Algérie: nouveau gouvernement, la moitié de l'équipe reconduite

Le président algérien Abdelmadjid Tebboune a nommé lundi un nouveau gouvernement (Dossier/AFP)
  • La nouvelle équipe est composée de 34 membres, soit deux de moins que dans le précédent gouvernement, dont trois femmes seulement
  • Dix-sept ministres ont été reconduits

ALGER: Le président algérien Abdelmadjid Tebboune a dévoilé mercredi la composition du nouveau gouvernement, après les récentes élections législatives, qui voit la reconduction des principaux ministres sortants, à l'exception des portefeuilles des Affaires étrangères et de la Justice, selon un communiqué officiel.  

Aux Affaires étrangères, Sabri Boukadoum est remplacé par l'ex-diplomate Ramtane Lamamra, vétéran des chancelleries, déjà chargé des affaires diplomatiques à l'époque du président Abdelaziz Bouteflika, qui a démissionné en avril 2019.  
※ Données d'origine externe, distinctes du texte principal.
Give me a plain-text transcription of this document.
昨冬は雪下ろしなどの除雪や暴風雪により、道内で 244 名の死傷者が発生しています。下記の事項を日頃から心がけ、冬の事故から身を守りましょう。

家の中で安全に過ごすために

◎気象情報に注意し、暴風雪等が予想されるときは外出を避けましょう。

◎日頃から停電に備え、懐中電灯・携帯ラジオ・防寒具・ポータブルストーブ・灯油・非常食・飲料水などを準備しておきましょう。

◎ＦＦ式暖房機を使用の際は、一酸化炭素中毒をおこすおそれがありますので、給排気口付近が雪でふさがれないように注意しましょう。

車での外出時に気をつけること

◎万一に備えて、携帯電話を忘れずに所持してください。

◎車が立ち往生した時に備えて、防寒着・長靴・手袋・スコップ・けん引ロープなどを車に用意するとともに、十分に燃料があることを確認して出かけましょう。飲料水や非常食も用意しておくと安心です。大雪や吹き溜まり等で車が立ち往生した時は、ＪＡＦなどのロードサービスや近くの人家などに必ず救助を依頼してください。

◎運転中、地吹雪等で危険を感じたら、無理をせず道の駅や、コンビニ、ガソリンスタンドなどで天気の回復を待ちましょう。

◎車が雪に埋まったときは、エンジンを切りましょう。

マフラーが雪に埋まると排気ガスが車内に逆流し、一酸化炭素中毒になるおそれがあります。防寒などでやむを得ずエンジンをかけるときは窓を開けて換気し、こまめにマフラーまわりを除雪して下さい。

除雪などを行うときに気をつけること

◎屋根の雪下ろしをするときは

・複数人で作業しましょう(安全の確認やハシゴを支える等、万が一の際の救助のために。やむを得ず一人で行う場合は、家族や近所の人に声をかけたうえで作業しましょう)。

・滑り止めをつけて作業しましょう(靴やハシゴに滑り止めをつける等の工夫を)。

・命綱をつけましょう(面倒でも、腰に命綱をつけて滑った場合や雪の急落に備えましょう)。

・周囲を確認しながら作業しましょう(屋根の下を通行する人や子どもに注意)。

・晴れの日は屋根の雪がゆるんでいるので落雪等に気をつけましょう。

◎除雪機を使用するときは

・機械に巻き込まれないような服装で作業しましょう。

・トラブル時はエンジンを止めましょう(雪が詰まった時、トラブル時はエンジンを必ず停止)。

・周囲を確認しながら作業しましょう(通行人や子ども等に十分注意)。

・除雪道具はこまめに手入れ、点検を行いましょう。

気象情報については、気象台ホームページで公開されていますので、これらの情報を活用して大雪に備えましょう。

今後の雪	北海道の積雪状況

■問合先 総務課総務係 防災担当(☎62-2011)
Abderrachid Tebbi, ancien président de la Cour suprême, devient garde des Sceaux à la place de l'impopulaire Belkacem Zeghmati.  

En ce qui concerne les médias, Ammar Belhimer conserve le fauteuil de ministre de la Communication mais il n'est plus porte-parole du gouvernement.  

La nouvelle équipe est composée de 34 membres, soit deux de moins que dans le précédent gouvernement, dont trois femmes seulement.   

Dix-sept ministres ont été reconduits.   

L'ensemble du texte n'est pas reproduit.